Plug-in vehicles account for more than one in six registrations while battery electric cars alone rise to one-in-nine
2021 new car registrations grew by a marginal one per cent on a pandemic-ravaged 2020, as 1.65 million new cars entered the UK market, according to new figures released by the Society of Motor Manufacturers and Traders (SMMT).
The figures underline the ongoing impact of Covid and the semiconductor shortage on the industry, with the market down 28.7 per cent on pre-pandemic 20191, representing the second worst year since 1992.
However, 2021 proved to be the most successful year in history for electric vehicle uptake as more new battery electric vehicles (BEVs) were registered than over the previous five years combined.
190,727 new BEVs joined Britain’s roads, along with 114,554 plug-in hybrids (PHEVs), meaning 18.5 per cent of all new cars registered in 2021 can be plugged in.
This is in addition to the 147,246 hybrid electric vehicles (HEVs) registered which took a further 8.9 per cent market share in a bumper year for electrified car registrations, with 27.5 per cent of the total market now electrified in some form.
Following billions of pounds of investment into new technology by manufacturers, more than 40 per cent of models are now available as plug-ins.
The shift in customer preference for these new technologies continues apace, with December seeing BEVs take a record market share in a non-locked down trading month, accounting for 25.5 per cent of all new registrations.
The UK finished 2021 as the third largest European market for new car registrations but the second largest by volume for plug-in vehicles and the second largest for BEVs.
Petrol-powered vehicles, including mild hybrids (MHEVs), remain Britain’s most popular powertrain, accounting for 58.3 per cent of all new cars registered in 2021, with diesel-powered cars including MHEVs making up 14.2 per cent of the market, followed by BEVs at 11.6 per cent, HEVs at 8.9 per cent and PHEVs at 7 per cent.
Registrations by private buyers increased by a moderate 7.4 per cent, while those by businesses and large fleets fell by 4.4 per cent and 4.7 per cent respectively, in part due to supply shortages.
Superminis remained Britain’s most popular cars, with 514,024 registrations, followed by the lower medium (449,631) and dual purpose (443,632) segments.
Looking ahead, the latest forecast for 2022 – published in October, before the rise of the Omicron variant – is for 1.96 million new car registrations.
Mike Hawes, SMMT chief executive, said: “It’s been another desperately disappointing year for the car industry as Covid continues to cast a pall over any recovery.
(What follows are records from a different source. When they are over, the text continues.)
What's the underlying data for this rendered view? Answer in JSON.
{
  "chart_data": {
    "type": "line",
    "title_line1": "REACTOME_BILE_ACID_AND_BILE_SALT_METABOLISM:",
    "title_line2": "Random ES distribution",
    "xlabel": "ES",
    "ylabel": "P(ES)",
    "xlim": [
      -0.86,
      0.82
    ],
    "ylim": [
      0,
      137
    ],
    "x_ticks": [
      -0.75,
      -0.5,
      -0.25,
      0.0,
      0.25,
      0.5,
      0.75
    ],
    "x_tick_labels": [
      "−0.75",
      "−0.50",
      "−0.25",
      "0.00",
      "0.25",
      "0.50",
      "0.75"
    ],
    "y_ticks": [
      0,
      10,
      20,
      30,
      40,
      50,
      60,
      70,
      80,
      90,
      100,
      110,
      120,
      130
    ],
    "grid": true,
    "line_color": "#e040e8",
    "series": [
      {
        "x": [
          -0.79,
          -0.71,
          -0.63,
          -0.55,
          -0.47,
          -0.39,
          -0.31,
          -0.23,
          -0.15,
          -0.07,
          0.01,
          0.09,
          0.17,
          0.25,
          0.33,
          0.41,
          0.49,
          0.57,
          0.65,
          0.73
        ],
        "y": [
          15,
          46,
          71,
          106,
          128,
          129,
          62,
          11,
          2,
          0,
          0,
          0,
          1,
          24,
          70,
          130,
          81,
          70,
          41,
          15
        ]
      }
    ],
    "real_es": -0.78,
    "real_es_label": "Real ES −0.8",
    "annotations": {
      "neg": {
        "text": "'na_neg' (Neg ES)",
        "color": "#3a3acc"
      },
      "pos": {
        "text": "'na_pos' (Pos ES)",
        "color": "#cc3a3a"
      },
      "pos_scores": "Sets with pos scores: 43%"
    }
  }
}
Manufacturers continue to battle myriad challenges, with tougher trading arrangements, accelerating technology shifts and, above all, the global semiconductor shortage which is decimating supply.
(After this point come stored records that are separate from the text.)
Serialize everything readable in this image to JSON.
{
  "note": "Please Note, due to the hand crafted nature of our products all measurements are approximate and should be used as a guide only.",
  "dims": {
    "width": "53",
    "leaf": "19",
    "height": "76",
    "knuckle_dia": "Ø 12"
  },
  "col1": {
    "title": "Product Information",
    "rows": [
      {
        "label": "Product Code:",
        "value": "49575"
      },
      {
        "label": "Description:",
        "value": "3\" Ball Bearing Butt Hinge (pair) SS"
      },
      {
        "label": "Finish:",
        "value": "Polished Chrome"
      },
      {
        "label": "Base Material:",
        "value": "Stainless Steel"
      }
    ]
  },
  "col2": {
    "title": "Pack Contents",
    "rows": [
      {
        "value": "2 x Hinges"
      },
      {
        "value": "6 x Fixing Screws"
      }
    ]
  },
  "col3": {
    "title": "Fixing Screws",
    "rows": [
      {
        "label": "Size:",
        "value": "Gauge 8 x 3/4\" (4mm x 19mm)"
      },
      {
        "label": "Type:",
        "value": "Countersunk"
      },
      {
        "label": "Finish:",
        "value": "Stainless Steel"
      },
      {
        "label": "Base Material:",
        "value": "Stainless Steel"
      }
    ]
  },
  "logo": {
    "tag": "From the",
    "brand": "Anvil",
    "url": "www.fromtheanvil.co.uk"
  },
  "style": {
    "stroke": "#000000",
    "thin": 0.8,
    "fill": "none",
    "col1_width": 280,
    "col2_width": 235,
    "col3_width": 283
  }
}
“Despite the challenges, the undeniable bright spot is the growth in electric car uptake.
“A record-breaking year for the cleanest, greenest vehicles is testament to the investment made by the industry over the past decade and the inherent attractiveness of the technology.
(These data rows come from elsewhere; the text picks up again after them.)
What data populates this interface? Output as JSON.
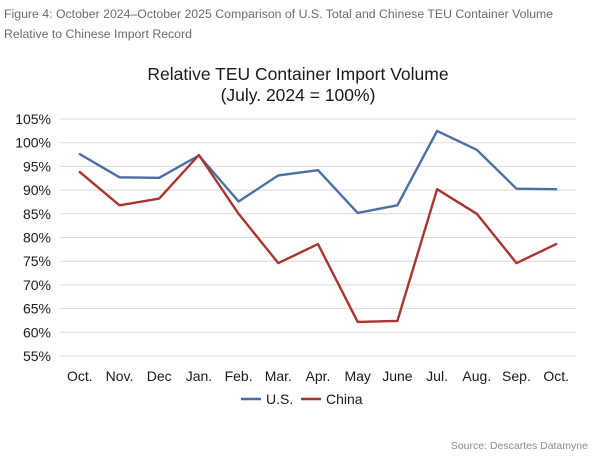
{
  "caption": "Figure 4: October 2024–October 2025 Comparison of U.S. Total and Chinese TEU Container Volume Relative to Chinese Import Record",
  "source": "Source: Descartes Datamyne",
  "colors": {
    "us": "#4a6fa5",
    "china": "#a8352f",
    "gridline": "#d9d9d9"
  },
  "chart_data": {
    "type": "line",
    "title": "Relative TEU Container Import Volume",
    "subtitle": "(July. 2024 = 100%)",
    "xlabel": "",
    "ylabel": "",
    "categories": [
      "Oct.",
      "Nov.",
      "Dec",
      "Jan.",
      "Feb.",
      "Mar.",
      "Apr.",
      "May",
      "June",
      "Jul.",
      "Aug.",
      "Sep.",
      "Oct."
    ],
    "ylim": [
      55,
      105
    ],
    "yticks": [
      55,
      60,
      65,
      70,
      75,
      80,
      85,
      90,
      95,
      100,
      105
    ],
    "ytick_suffix": "%",
    "grid": true,
    "legend": "bottom",
    "series": [
      {
        "name": "U.S.",
        "color": "#4a6fa5",
        "values": [
          97.6,
          92.7,
          92.6,
          97.3,
          87.6,
          93.1,
          94.2,
          85.2,
          86.8,
          102.5,
          98.5,
          90.3,
          90.2
        ]
      },
      {
        "name": "China",
        "color": "#a8352f",
        "values": [
          93.8,
          86.8,
          88.2,
          97.4,
          85.0,
          74.6,
          78.6,
          62.2,
          62.4,
          90.2,
          85.0,
          74.6,
          78.6
        ]
      }
    ]
  }
}
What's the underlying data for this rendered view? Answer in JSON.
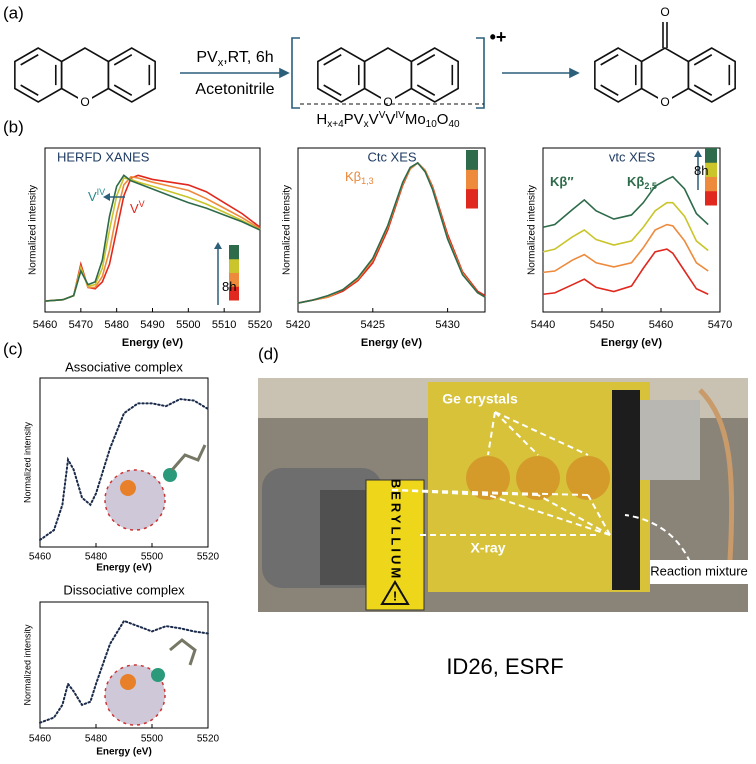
{
  "panel_labels": [
    "(a)",
    "(b)",
    "(c)",
    "(d)"
  ],
  "scheme": {
    "conditions_top": [
      "PV",
      "x",
      ",RT, 6h"
    ],
    "conditions_bottom": "Acetonitrile",
    "radical": "•+",
    "formula": [
      "H",
      "x+4",
      "PV",
      "x",
      "V",
      "V",
      "V",
      "IV",
      "Mo",
      "10",
      "O",
      "40"
    ],
    "atoms": [
      "O",
      "O",
      "O",
      "O"
    ]
  },
  "chart_data": [
    {
      "type": "line",
      "title": "HERFD XANES",
      "title_color": "#1f3b63",
      "x_label": "Energy (eV)",
      "y_label": "Normalized intensity",
      "x": [
        5460,
        5465,
        5468,
        5470,
        5472,
        5474,
        5476,
        5478,
        5480,
        5482,
        5484,
        5486,
        5490,
        5495,
        5500,
        5505,
        5510,
        5515,
        5520
      ],
      "xlim": [
        5460,
        5520
      ],
      "xticks": [
        5460,
        5470,
        5480,
        5490,
        5500,
        5510,
        5520
      ],
      "ylim": [
        0,
        1.2
      ],
      "colorbar": true,
      "series": [
        {
          "color": "#e0281e",
          "values": [
            0.08,
            0.09,
            0.12,
            0.35,
            0.18,
            0.17,
            0.22,
            0.35,
            0.6,
            0.85,
            0.98,
            1.0,
            0.97,
            0.95,
            0.93,
            0.88,
            0.8,
            0.72,
            0.62
          ]
        },
        {
          "color": "#ee8a3c",
          "values": [
            0.08,
            0.09,
            0.12,
            0.33,
            0.18,
            0.18,
            0.26,
            0.45,
            0.72,
            0.93,
            0.99,
            0.98,
            0.95,
            0.92,
            0.89,
            0.83,
            0.76,
            0.69,
            0.61
          ]
        },
        {
          "color": "#c9c52a",
          "values": [
            0.08,
            0.09,
            0.12,
            0.32,
            0.19,
            0.2,
            0.32,
            0.6,
            0.85,
            0.98,
            0.97,
            0.95,
            0.92,
            0.88,
            0.84,
            0.79,
            0.73,
            0.67,
            0.6
          ]
        },
        {
          "color": "#2e6b4a",
          "values": [
            0.08,
            0.09,
            0.12,
            0.3,
            0.2,
            0.22,
            0.38,
            0.7,
            0.92,
            1.0,
            0.96,
            0.94,
            0.9,
            0.85,
            0.8,
            0.76,
            0.71,
            0.66,
            0.6
          ]
        }
      ],
      "annotations": [
        {
          "parts": [
            "V",
            "IV"
          ],
          "script": "sup",
          "color": "#2a8a8a"
        },
        {
          "parts": [
            "V",
            "V"
          ],
          "script": "sup",
          "color": "#e0281e"
        },
        {
          "parts": [
            "8h"
          ],
          "color": "#000000"
        }
      ]
    },
    {
      "type": "line",
      "title": "Ctc XES",
      "title_color": "#1f3b63",
      "x_label": "Energy (eV)",
      "y_label": "Normalized intensity",
      "x": [
        5420,
        5421,
        5422,
        5423,
        5424,
        5425,
        5426,
        5427,
        5427.5,
        5428,
        5428.5,
        5429,
        5430,
        5431,
        5432,
        5432.5
      ],
      "xlim": [
        5420,
        5432.5
      ],
      "xticks": [
        5420,
        5425,
        5430
      ],
      "ylim": [
        0,
        1.1
      ],
      "colorbar": true,
      "series": [
        {
          "color": "#e0281e",
          "values": [
            0.06,
            0.08,
            0.1,
            0.14,
            0.21,
            0.33,
            0.55,
            0.85,
            0.96,
            1.0,
            0.95,
            0.84,
            0.52,
            0.27,
            0.14,
            0.11
          ]
        },
        {
          "color": "#ee8a3c",
          "values": [
            0.06,
            0.08,
            0.1,
            0.15,
            0.22,
            0.35,
            0.57,
            0.86,
            0.96,
            1.0,
            0.95,
            0.83,
            0.5,
            0.26,
            0.13,
            0.1
          ]
        },
        {
          "color": "#2e6b4a",
          "values": [
            0.06,
            0.08,
            0.11,
            0.15,
            0.23,
            0.36,
            0.58,
            0.87,
            0.97,
            1.0,
            0.94,
            0.82,
            0.49,
            0.25,
            0.13,
            0.1
          ]
        }
      ],
      "annotations": [
        {
          "parts": [
            "Kβ",
            "1,3"
          ],
          "script": "sub",
          "color": "#e8863a"
        }
      ]
    },
    {
      "type": "line",
      "title": "vtc XES",
      "title_color": "#1f3b63",
      "x_label": "Energy (eV)",
      "y_label": "Normalized intensity",
      "x": [
        5440,
        5442,
        5445,
        5447,
        5449,
        5452,
        5455,
        5457,
        5459,
        5461,
        5462,
        5464,
        5466,
        5468
      ],
      "xlim": [
        5440,
        5470
      ],
      "xticks": [
        5440,
        5450,
        5460,
        5470
      ],
      "ylim": [
        0,
        1.2
      ],
      "colorbar": true,
      "series": [
        {
          "color": "#e0281e",
          "values": [
            0.13,
            0.14,
            0.2,
            0.24,
            0.18,
            0.15,
            0.19,
            0.32,
            0.44,
            0.46,
            0.43,
            0.3,
            0.17,
            0.13
          ]
        },
        {
          "color": "#ee8a3c",
          "values": [
            0.29,
            0.3,
            0.38,
            0.42,
            0.36,
            0.33,
            0.36,
            0.47,
            0.6,
            0.64,
            0.63,
            0.52,
            0.36,
            0.3
          ]
        },
        {
          "color": "#c9c52a",
          "values": [
            0.44,
            0.46,
            0.55,
            0.6,
            0.53,
            0.49,
            0.52,
            0.62,
            0.74,
            0.8,
            0.8,
            0.7,
            0.52,
            0.45
          ]
        },
        {
          "color": "#2e6b4a",
          "values": [
            0.62,
            0.64,
            0.75,
            0.82,
            0.74,
            0.68,
            0.71,
            0.8,
            0.92,
            0.97,
            0.99,
            0.9,
            0.72,
            0.64
          ]
        }
      ],
      "annotations": [
        {
          "parts": [
            "Kβ″"
          ],
          "color": "#2e6b4a"
        },
        {
          "parts": [
            "Kβ",
            "2,5"
          ],
          "script": "sub",
          "color": "#2e6b4a"
        },
        {
          "parts": [
            "8h"
          ],
          "color": "#000000"
        }
      ]
    },
    {
      "type": "line",
      "title": "Associative complex",
      "x_label": "Energy (eV)",
      "y_label": "Normalized intensity",
      "dashed": true,
      "x": [
        5460,
        5465,
        5468,
        5470,
        5472,
        5475,
        5478,
        5480,
        5485,
        5490,
        5495,
        5500,
        5505,
        5510,
        5515,
        5520
      ],
      "xlim": [
        5460,
        5520
      ],
      "xticks": [
        5460,
        5480,
        5500,
        5520
      ],
      "ylim": [
        0,
        1.2
      ],
      "series": [
        {
          "color": "#1a2a4a",
          "values": [
            0.05,
            0.12,
            0.3,
            0.62,
            0.55,
            0.35,
            0.3,
            0.38,
            0.7,
            0.95,
            1.02,
            1.02,
            1.0,
            1.05,
            1.04,
            0.98
          ]
        }
      ]
    },
    {
      "type": "line",
      "title": "Dissociative complex",
      "x_label": "Energy (eV)",
      "y_label": "Normalized intensity",
      "dashed": true,
      "x": [
        5460,
        5465,
        5468,
        5470,
        5472,
        5475,
        5478,
        5480,
        5485,
        5490,
        5495,
        5500,
        5505,
        5510,
        5515,
        5520
      ],
      "xlim": [
        5460,
        5520
      ],
      "xticks": [
        5460,
        5480,
        5500,
        5520
      ],
      "ylim": [
        0,
        1.2
      ],
      "series": [
        {
          "color": "#1a2a4a",
          "values": [
            0.05,
            0.1,
            0.22,
            0.42,
            0.35,
            0.22,
            0.25,
            0.42,
            0.8,
            1.02,
            0.97,
            0.92,
            0.97,
            0.95,
            0.92,
            0.9
          ]
        }
      ]
    }
  ],
  "photo": {
    "labels": [
      "Ge crystals",
      "X-ray",
      "Reaction mixture"
    ],
    "window_text": "BERYLLIUM",
    "warning": "!",
    "caption": "ID26, ESRF"
  }
}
“The models are there, with two of every five new car models now able to be plugged in, drivers have the widest choice ever and industry is working hard to overcome Covid-related supply constraints.
“The biggest obstacle to our shared net zero ambitions is not product availability, however, but cost and charging infrastructure.
“Recent cuts to incentives and home charging grants should be reversed and we need to boost the roll out of public on-street charging with mandated targets, providing every driver, wherever they live, with the assurance they can charge where they want and when they want.”